The White Stars' defence of the Cup ended against the eventual winners Druids in the "semi" final (due to an imbalance in the draw, there were 3 teams remaining at the time) at Oswestry, the match being delayed by the referee not turning up and the clubs having to select a suitable individual from the crowd; the White Stars never recovered after conceding twice in the opening nine minutes. By this time White Stars was in the process of swallowing Excelsior - the clubs met in February 1880, White Stars winning by 4 (or 5) goals to nil, and by the 1880–81 season many of the former Newtown players(such as goalkeeper Hibbott, captain Edward Morgan, and forward Gittins) were all playing for the White Stars.

===Final season and revival as Newtown===

More players joined the White Stars later in the season, in time to play for the White Stars in the 1881 Welsh Cup final on Wrexham's Racecourse Ground. The match attracted a crowd of 3,000, of whom 700 had come on special trains from Newtown. Druids again proved to be the White Stars' nemesis, winning 2–0, the second goal coming when Hibbott was charged through the goal having just caught a Vaughan shot.

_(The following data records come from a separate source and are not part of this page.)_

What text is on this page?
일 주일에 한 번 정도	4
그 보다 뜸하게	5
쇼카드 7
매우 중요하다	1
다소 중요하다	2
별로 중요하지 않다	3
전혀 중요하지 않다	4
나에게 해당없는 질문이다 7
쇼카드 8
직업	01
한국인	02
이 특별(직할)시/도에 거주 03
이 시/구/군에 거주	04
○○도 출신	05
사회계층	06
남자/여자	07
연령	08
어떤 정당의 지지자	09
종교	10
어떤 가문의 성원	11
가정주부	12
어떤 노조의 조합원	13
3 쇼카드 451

The White Stars protested the eligibility of the Druids' captain Jack Powell, to no avail. The failure of the protest seems to have dispirited the team to the extent that it did not re-emerge for the 1881–82 season. Indeed, football in Newtown went into abeyance until a meeting at the Lion Hotel on 23 July 1884 re-established a Newtown association football club. Notably, many of those involved with the new club, including players Hibbott, Owen, W. Andrew, D. Andrew, George Woosnam, Rees, and Gittins, and committee member Cornelius Morgan, had been involved with the previous Newtown clubs.

==Colours==

Originally, the club did not rely on coloured jerseys to distinguish its players, but a motif sewn onto a jersey (and, originally, cap) of any colour, namely the white star from which the club took its name. Its official colours were (in 1878–79) blue, (in 1879–80) navy blue & white, and (in 1880–81) black & white.

==Ground==

The club's ground was on Welshpool Road, a four-minute walk from Newtown railway station, with the Excelsior ground lying beyond.

==Notable players==

- Harry Hibbott and George Woosnam both picked up international caps while with the White Stars.